Initialize a Classification class instance.

Parameters

connectionweaviate.connect.Connection

Connection object to an active and running Weaviate instance.

aggregate(class_name: str) AggregateBuilder[source]

Instantiate an AggregateBuilder for GraphQL aggregate requests.

Parameters

class_namestr

Class name of the objects to be aggregated.

Returns

AggregateBuilder

An AggregateBuilder to make GraphQL aggregate requests from weaviate.

get(class_name: str, properties: Sequence[str | LinkTo] | str | None = None) GetBuilder[source]

Instantiate a GetBuilder for GraphQL get requests.

Parameters

class_namestr

Class name of the objects to interact with.

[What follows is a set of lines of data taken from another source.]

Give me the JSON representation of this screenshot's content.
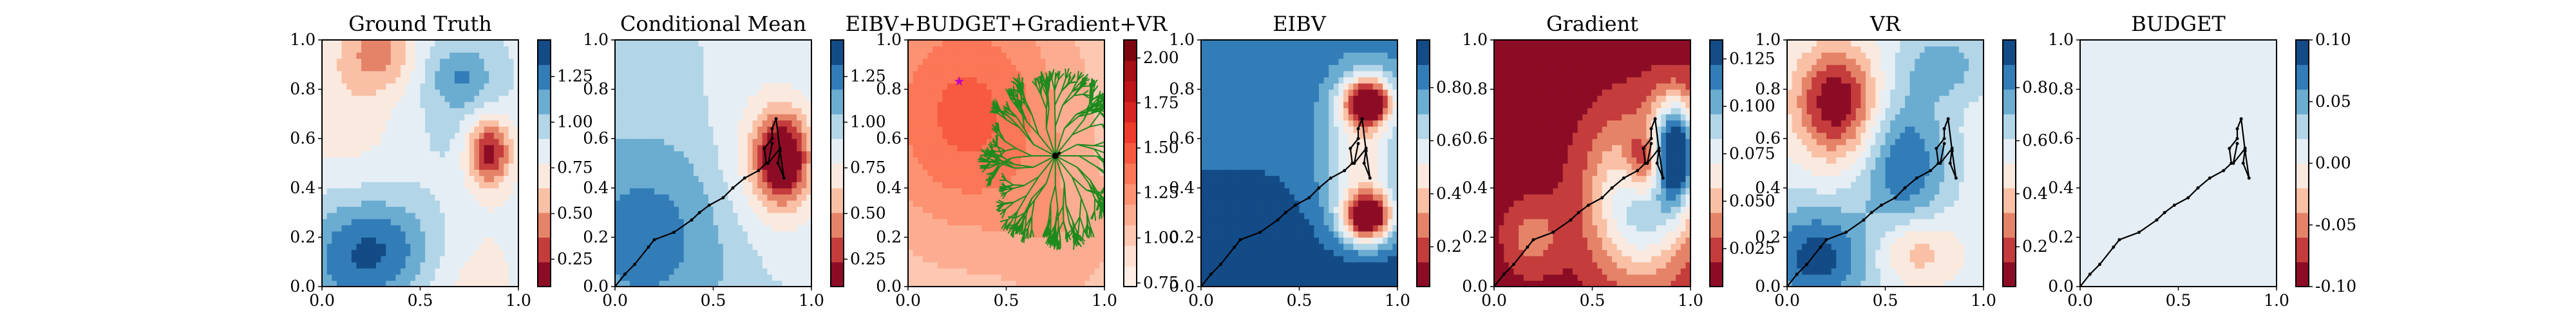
{
  "chart_data": [
    {
      "type": "heatmap",
      "title": "Ground Truth",
      "xlim": [
        0,
        1
      ],
      "ylim": [
        0,
        1
      ],
      "xticks": [
        "0.0",
        "0.5",
        "1.0"
      ],
      "yticks": [
        "0.0",
        "0.2",
        "0.4",
        "0.6",
        "0.8",
        "1.0"
      ],
      "colorbar": {
        "range": [
          0.1,
          1.45
        ],
        "ticks": [
          "0.25",
          "0.50",
          "0.75",
          "1.00",
          "1.25"
        ],
        "cmap": "RdBu"
      },
      "field": "truth",
      "path": []
    },
    {
      "type": "heatmap",
      "title": "Conditional Mean",
      "xlim": [
        0,
        1
      ],
      "ylim": [
        0,
        1
      ],
      "xticks": [
        "0.0",
        "0.5",
        "1.0"
      ],
      "yticks": [
        "0.0",
        "0.2",
        "0.4",
        "0.6",
        "0.8",
        "1.0"
      ],
      "colorbar": {
        "range": [
          0.1,
          1.45
        ],
        "ticks": [
          "0.25",
          "0.50",
          "0.75",
          "1.00",
          "1.25"
        ],
        "cmap": "RdBu"
      },
      "field": "mean",
      "path": [
        [
          0,
          0
        ],
        [
          0.05,
          0.05
        ],
        [
          0.1,
          0.09
        ],
        [
          0.17,
          0.16
        ],
        [
          0.2,
          0.19
        ],
        [
          0.3,
          0.22
        ],
        [
          0.39,
          0.27
        ],
        [
          0.43,
          0.3
        ],
        [
          0.48,
          0.33
        ],
        [
          0.55,
          0.36
        ],
        [
          0.6,
          0.4
        ],
        [
          0.66,
          0.44
        ],
        [
          0.73,
          0.47
        ],
        [
          0.77,
          0.5
        ],
        [
          0.76,
          0.56
        ],
        [
          0.8,
          0.6
        ],
        [
          0.8,
          0.64
        ],
        [
          0.82,
          0.68
        ],
        [
          0.84,
          0.55
        ],
        [
          0.86,
          0.44
        ],
        [
          0.83,
          0.5
        ],
        [
          0.84,
          0.56
        ],
        [
          0.78,
          0.5
        ],
        [
          0.8,
          0.58
        ]
      ]
    },
    {
      "type": "heatmap",
      "title": "EIBV+BUDGET+Gradient+VR",
      "xlim": [
        0,
        1
      ],
      "ylim": [
        0,
        1
      ],
      "xticks": [
        "0.0",
        "0.5",
        "1.0"
      ],
      "yticks": [
        "0.0",
        "0.2",
        "0.4",
        "0.6",
        "0.8",
        "1.0"
      ],
      "colorbar": {
        "range": [
          0.73,
          2.1
        ],
        "ticks": [
          "0.75",
          "1.00",
          "1.25",
          "1.50",
          "1.75",
          "2.00"
        ],
        "cmap": "Reds"
      },
      "field": "cost",
      "tree_root": [
        0.75,
        0.53
      ],
      "target": [
        0.26,
        0.83
      ],
      "path": [
        [
          0.75,
          0.53
        ],
        [
          0.77,
          0.54
        ]
      ]
    },
    {
      "type": "heatmap",
      "title": "EIBV",
      "xlim": [
        0,
        1
      ],
      "ylim": [
        0,
        1
      ],
      "xticks": [
        "0.0",
        "0.5",
        "1.0"
      ],
      "yticks": [
        "0.0",
        "0.2",
        "0.4",
        "0.6",
        "0.8",
        "1.0"
      ],
      "colorbar": {
        "range": [
          0.05,
          0.98
        ],
        "ticks": [
          "0.2",
          "0.4",
          "0.6",
          "0.8"
        ],
        "cmap": "RdBu"
      },
      "field": "eibv",
      "path": [
        [
          0,
          0
        ],
        [
          0.05,
          0.05
        ],
        [
          0.1,
          0.09
        ],
        [
          0.17,
          0.16
        ],
        [
          0.2,
          0.19
        ],
        [
          0.3,
          0.22
        ],
        [
          0.39,
          0.27
        ],
        [
          0.43,
          0.3
        ],
        [
          0.48,
          0.33
        ],
        [
          0.55,
          0.36
        ],
        [
          0.6,
          0.4
        ],
        [
          0.66,
          0.44
        ],
        [
          0.73,
          0.47
        ],
        [
          0.77,
          0.5
        ],
        [
          0.76,
          0.56
        ],
        [
          0.8,
          0.6
        ],
        [
          0.8,
          0.64
        ],
        [
          0.82,
          0.68
        ],
        [
          0.84,
          0.55
        ],
        [
          0.86,
          0.44
        ],
        [
          0.83,
          0.5
        ],
        [
          0.84,
          0.56
        ],
        [
          0.78,
          0.5
        ],
        [
          0.8,
          0.58
        ]
      ]
    },
    {
      "type": "heatmap",
      "title": "Gradient",
      "xlim": [
        0,
        1
      ],
      "ylim": [
        0,
        1
      ],
      "xticks": [
        "0.0",
        "0.5",
        "1.0"
      ],
      "yticks": [
        "0.0",
        "0.2",
        "0.4",
        "0.6",
        "0.8",
        "1.0"
      ],
      "colorbar": {
        "range": [
          0.005,
          0.135
        ],
        "ticks": [
          "0.025",
          "0.050",
          "0.075",
          "0.100",
          "0.125"
        ],
        "cmap": "RdBu"
      },
      "field": "grad",
      "path": [
        [
          0,
          0
        ],
        [
          0.05,
          0.05
        ],
        [
          0.1,
          0.09
        ],
        [
          0.17,
          0.16
        ],
        [
          0.2,
          0.19
        ],
        [
          0.3,
          0.22
        ],
        [
          0.39,
          0.27
        ],
        [
          0.43,
          0.3
        ],
        [
          0.48,
          0.33
        ],
        [
          0.55,
          0.36
        ],
        [
          0.6,
          0.4
        ],
        [
          0.66,
          0.44
        ],
        [
          0.73,
          0.47
        ],
        [
          0.77,
          0.5
        ],
        [
          0.76,
          0.56
        ],
        [
          0.8,
          0.6
        ],
        [
          0.8,
          0.64
        ],
        [
          0.82,
          0.68
        ],
        [
          0.84,
          0.55
        ],
        [
          0.86,
          0.44
        ],
        [
          0.83,
          0.5
        ],
        [
          0.84,
          0.56
        ],
        [
          0.78,
          0.5
        ],
        [
          0.8,
          0.58
        ]
      ]
    },
    {
      "type": "heatmap",
      "title": "VR",
      "xlim": [
        0,
        1
      ],
      "ylim": [
        0,
        1
      ],
      "xticks": [
        "0.0",
        "0.5",
        "1.0"
      ],
      "yticks": [
        "0.0",
        "0.2",
        "0.4",
        "0.6",
        "0.8",
        "1.0"
      ],
      "colorbar": {
        "range": [
          0.05,
          0.98
        ],
        "ticks": [
          "0.2",
          "0.4",
          "0.6",
          "0.8"
        ],
        "cmap": "RdBu"
      },
      "field": "vr",
      "path": [
        [
          0,
          0
        ],
        [
          0.05,
          0.05
        ],
        [
          0.1,
          0.09
        ],
        [
          0.17,
          0.16
        ],
        [
          0.2,
          0.19
        ],
        [
          0.3,
          0.22
        ],
        [
          0.39,
          0.27
        ],
        [
          0.43,
          0.3
        ],
        [
          0.48,
          0.33
        ],
        [
          0.55,
          0.36
        ],
        [
          0.6,
          0.4
        ],
        [
          0.66,
          0.44
        ],
        [
          0.73,
          0.47
        ],
        [
          0.77,
          0.5
        ],
        [
          0.76,
          0.56
        ],
        [
          0.8,
          0.6
        ],
        [
          0.8,
          0.64
        ],
        [
          0.82,
          0.68
        ],
        [
          0.84,
          0.55
        ],
        [
          0.86,
          0.44
        ],
        [
          0.83,
          0.5
        ],
        [
          0.84,
          0.56
        ],
        [
          0.78,
          0.5
        ],
        [
          0.8,
          0.58
        ]
      ]
    },
    {
      "type": "heatmap",
      "title": "BUDGET",
      "xlim": [
        0,
        1
      ],
      "ylim": [
        0,
        1
      ],
      "xticks": [
        "0.0",
        "0.5",
        "1.0"
      ],
      "yticks": [
        "0.0",
        "0.2",
        "0.4",
        "0.6",
        "0.8",
        "1.0"
      ],
      "colorbar": {
        "range": [
          -0.1,
          0.1
        ],
        "ticks": [
          "-0.10",
          "-0.05",
          "0.00",
          "0.05",
          "0.10"
        ],
        "cmap": "RdBu"
      },
      "field": "budget",
      "path": [
        [
          0,
          0
        ],
        [
          0.05,
          0.05
        ],
        [
          0.1,
          0.09
        ],
        [
          0.17,
          0.16
        ],
        [
          0.2,
          0.19
        ],
        [
          0.3,
          0.22
        ],
        [
          0.39,
          0.27
        ],
        [
          0.43,
          0.3
        ],
        [
          0.48,
          0.33
        ],
        [
          0.55,
          0.36
        ],
        [
          0.6,
          0.4
        ],
        [
          0.66,
          0.44
        ],
        [
          0.73,
          0.47
        ],
        [
          0.77,
          0.5
        ],
        [
          0.76,
          0.56
        ],
        [
          0.8,
          0.6
        ],
        [
          0.8,
          0.64
        ],
        [
          0.82,
          0.68
        ],
        [
          0.84,
          0.55
        ],
        [
          0.86,
          0.44
        ],
        [
          0.83,
          0.5
        ],
        [
          0.84,
          0.56
        ],
        [
          0.78,
          0.5
        ],
        [
          0.8,
          0.58
        ]
      ]
    }
  ]
}
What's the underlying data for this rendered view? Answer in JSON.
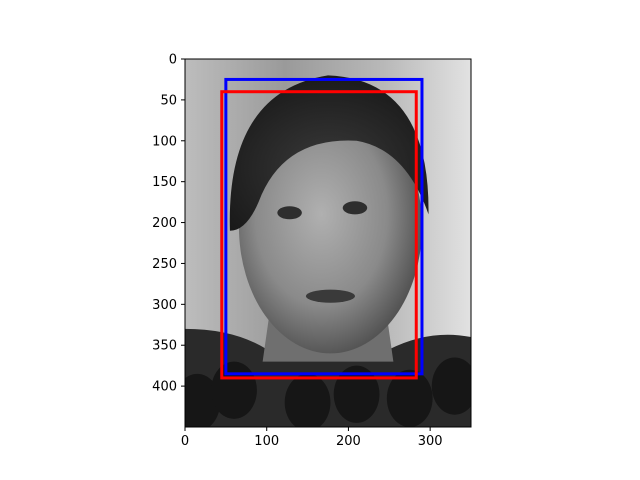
{
  "chart_data": {
    "type": "image",
    "title": "",
    "xlabel": "",
    "ylabel": "",
    "xlim": [
      0,
      350
    ],
    "ylim": [
      450,
      0
    ],
    "y_inverted": true,
    "xticks": [
      0,
      100,
      200,
      300
    ],
    "yticks": [
      0,
      50,
      100,
      150,
      200,
      250,
      300,
      350,
      400
    ],
    "grid": false,
    "legend": "none",
    "image_content": "grayscale face photo",
    "boxes": [
      {
        "color": "#0000ff",
        "x0": 50,
        "y0": 25,
        "x1": 290,
        "y1": 385
      },
      {
        "color": "#ff0000",
        "x0": 45,
        "y0": 40,
        "x1": 283,
        "y1": 390
      }
    ]
  }
}
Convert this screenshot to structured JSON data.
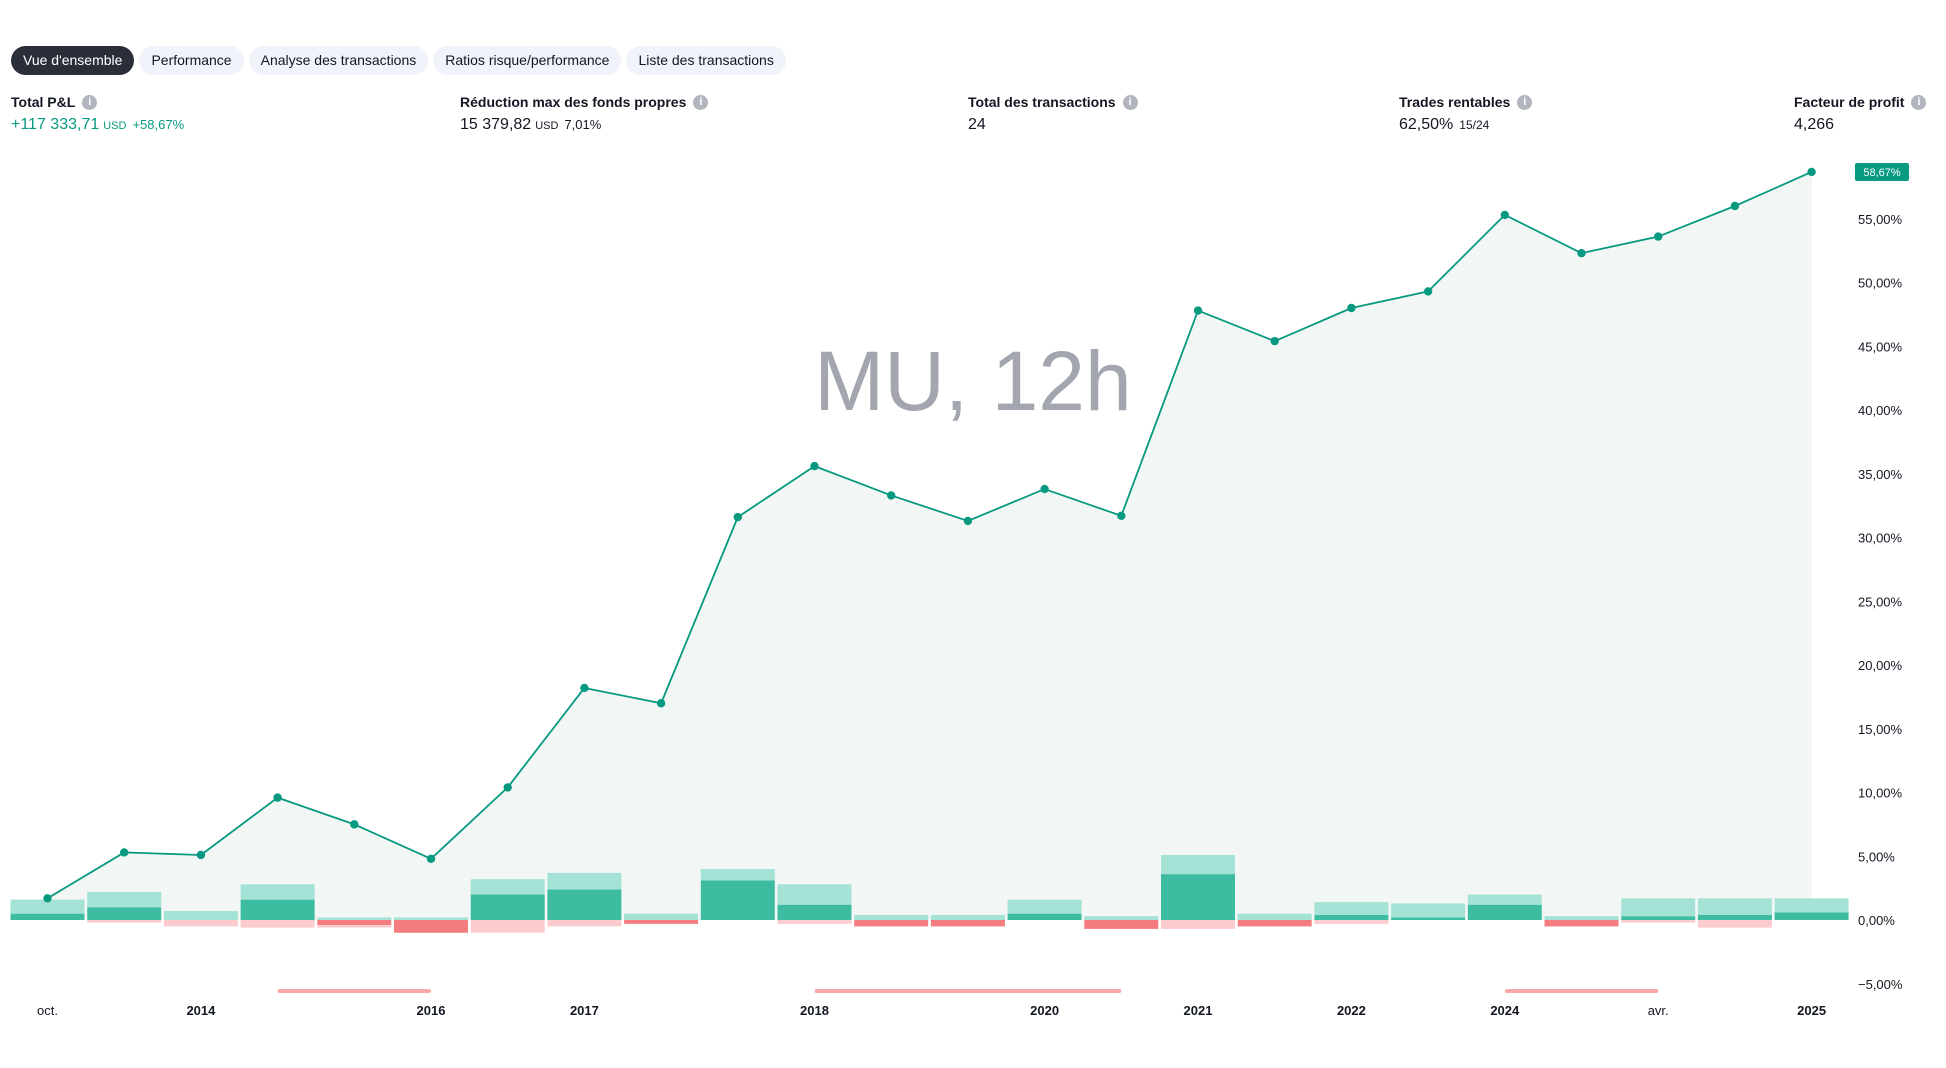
{
  "tabs": [
    {
      "label": "Vue d'ensemble",
      "active": true
    },
    {
      "label": "Performance",
      "active": false
    },
    {
      "label": "Analyse des transactions",
      "active": false
    },
    {
      "label": "Ratios risque/performance",
      "active": false
    },
    {
      "label": "Liste des transactions",
      "active": false
    }
  ],
  "stats": {
    "total_pl": {
      "label": "Total P&L",
      "value": "+117 333,71",
      "currency": "USD",
      "sub": "+58,67%"
    },
    "drawdown": {
      "label": "Réduction max des fonds propres",
      "value": "15 379,82",
      "currency": "USD",
      "sub": "7,01%"
    },
    "trades": {
      "label": "Total des transactions",
      "value": "24"
    },
    "profitable": {
      "label": "Trades rentables",
      "value": "62,50%",
      "sub": "15/24"
    },
    "profit_factor": {
      "label": "Facteur de profit",
      "value": "4,266"
    }
  },
  "info_glyph": "i",
  "colors": {
    "line": "#089981",
    "area": "#f2f7f6",
    "bar_green_dark": "#3ebca2",
    "bar_green_light": "#a5e2d6",
    "bar_red_dark": "#f47c7f",
    "bar_red_light": "#fccbcd",
    "drawdown_marker": "#f7a9ab",
    "watermark": "#a3a6af"
  },
  "chart_data": {
    "type": "line",
    "watermark": "MU, 12h",
    "ylim": [
      -5,
      60
    ],
    "yticks": [
      -5,
      0,
      5,
      10,
      15,
      20,
      25,
      30,
      35,
      40,
      45,
      50,
      55
    ],
    "ytick_labels": [
      "−5,00%",
      "0,00%",
      "5,00%",
      "10,00%",
      "15,00%",
      "20,00%",
      "25,00%",
      "30,00%",
      "35,00%",
      "40,00%",
      "45,00%",
      "50,00%",
      "55,00%"
    ],
    "last_value_label": "58,67%",
    "equity_pct": [
      1.7,
      5.3,
      5.1,
      9.6,
      7.5,
      4.8,
      10.4,
      18.2,
      17.0,
      31.6,
      35.6,
      33.3,
      31.3,
      33.8,
      31.7,
      47.8,
      45.4,
      48.0,
      49.3,
      55.3,
      52.3,
      53.6,
      56.0,
      58.67
    ],
    "trade_bars": [
      {
        "green_dark": 0.5,
        "green_light": 1.1,
        "red_dark": 0,
        "red_light": 0
      },
      {
        "green_dark": 1.0,
        "green_light": 1.2,
        "red_dark": 0,
        "red_light": 0.2
      },
      {
        "green_dark": 0,
        "green_light": 0.7,
        "red_dark": 0,
        "red_light": 0.5
      },
      {
        "green_dark": 1.6,
        "green_light": 1.2,
        "red_dark": 0,
        "red_light": 0.6
      },
      {
        "green_dark": 0,
        "green_light": 0.2,
        "red_dark": 0.4,
        "red_light": 0.2
      },
      {
        "green_dark": 0,
        "green_light": 0.2,
        "red_dark": 1.0,
        "red_light": 0
      },
      {
        "green_dark": 2.0,
        "green_light": 1.2,
        "red_dark": 0,
        "red_light": 1.0
      },
      {
        "green_dark": 2.4,
        "green_light": 1.3,
        "red_dark": 0,
        "red_light": 0.5
      },
      {
        "green_dark": 0,
        "green_light": 0.5,
        "red_dark": 0.3,
        "red_light": 0
      },
      {
        "green_dark": 3.1,
        "green_light": 0.9,
        "red_dark": 0,
        "red_light": 0
      },
      {
        "green_dark": 1.2,
        "green_light": 1.6,
        "red_dark": 0,
        "red_light": 0.3
      },
      {
        "green_dark": 0,
        "green_light": 0.4,
        "red_dark": 0.5,
        "red_light": 0
      },
      {
        "green_dark": 0,
        "green_light": 0.4,
        "red_dark": 0.5,
        "red_light": 0
      },
      {
        "green_dark": 0.5,
        "green_light": 1.1,
        "red_dark": 0,
        "red_light": 0
      },
      {
        "green_dark": 0,
        "green_light": 0.3,
        "red_dark": 0.7,
        "red_light": 0
      },
      {
        "green_dark": 3.6,
        "green_light": 1.5,
        "red_dark": 0,
        "red_light": 0.7
      },
      {
        "green_dark": 0,
        "green_light": 0.5,
        "red_dark": 0.5,
        "red_light": 0
      },
      {
        "green_dark": 0.4,
        "green_light": 1.0,
        "red_dark": 0,
        "red_light": 0.3
      },
      {
        "green_dark": 0.2,
        "green_light": 1.1,
        "red_dark": 0,
        "red_light": 0
      },
      {
        "green_dark": 1.2,
        "green_light": 0.8,
        "red_dark": 0,
        "red_light": 0
      },
      {
        "green_dark": 0,
        "green_light": 0.3,
        "red_dark": 0.5,
        "red_light": 0
      },
      {
        "green_dark": 0.3,
        "green_light": 1.4,
        "red_dark": 0,
        "red_light": 0.2
      },
      {
        "green_dark": 0.4,
        "green_light": 1.3,
        "red_dark": 0,
        "red_light": 0.6
      },
      {
        "green_dark": 0.6,
        "green_light": 1.1,
        "red_dark": 0,
        "red_light": 0
      }
    ],
    "x_labels": [
      {
        "text": "oct.",
        "index": 0,
        "bold": false
      },
      {
        "text": "2014",
        "index": 2,
        "bold": true
      },
      {
        "text": "2016",
        "index": 5,
        "bold": true
      },
      {
        "text": "2017",
        "index": 7,
        "bold": true
      },
      {
        "text": "2018",
        "index": 10,
        "bold": true
      },
      {
        "text": "2020",
        "index": 13,
        "bold": true
      },
      {
        "text": "2021",
        "index": 15,
        "bold": true
      },
      {
        "text": "2022",
        "index": 17,
        "bold": true
      },
      {
        "text": "2024",
        "index": 19,
        "bold": true
      },
      {
        "text": "avr.",
        "index": 21,
        "bold": false
      },
      {
        "text": "2025",
        "index": 23,
        "bold": true
      }
    ],
    "drawdown_periods": [
      [
        3,
        5
      ],
      [
        10,
        14
      ],
      [
        19,
        21
      ]
    ]
  }
}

propertieslist of str and ReferenceProperty, str or None

Properties of the objects to get, by default None

Returns

GetBuilder

A GetBuilder to make GraphQL get requests from weaviate.

multi_get(get_builder: List[GetBuilder]) MultiGetBuilder[source]

Instantiate a MultiGetBuilder for GraphQL multi_get requests. Bundles multiple get requests into one.

Parameters

get_builderlist of GetBuilder

List of GetBuilder objects for a single request each.

Returns

MultiGetBuilder

A MultiGetBuilder to make GraphQL get multiple requests from weaviate.

raw(gql_query: str) Dict[str, Any][source]

Allows to send simple graph QL string queries. Be cautious of injection risks when generating query strings.

Parameters

gql_querystr

GraphQL query as a string.

Returns

dict

Data response of the query.

Examples

>>> query = """
... {
...     Get {
...         Article(limit: 2) {
...         title
...         hasAuthors {
...             ... on Author {
...                 name
...                 }
...             }
...         }
...     }
... }
... """
>>> client.query.raw(query)
{
"data": {
    "Get": {
    "Article": [
        {
        "hasAuthors": [
            {
            "name": "Jonathan Wilson"
            }
        ],
        "title": "Sergio Agüero has been far more than a great goalscorer for
                    Manchester City"
        },
        {
        "hasAuthors": [
            {
            "name": "Emma Elwick-Bates"
            }
        ],
        "title": "At Swarovski, Giovanna Engelbert Is Crafting Jewels As Exuberantly
                    Joyful As She Is"
        }
    ]
    }
},
"errors": null
}

Raises

TypeError

If ‘gql_query’ is not of type str.

requests.ConnectionError

If the network connection to weaviate fails.

weaviate.UnexpectedStatusCodeException

If weaviate reports a none OK status.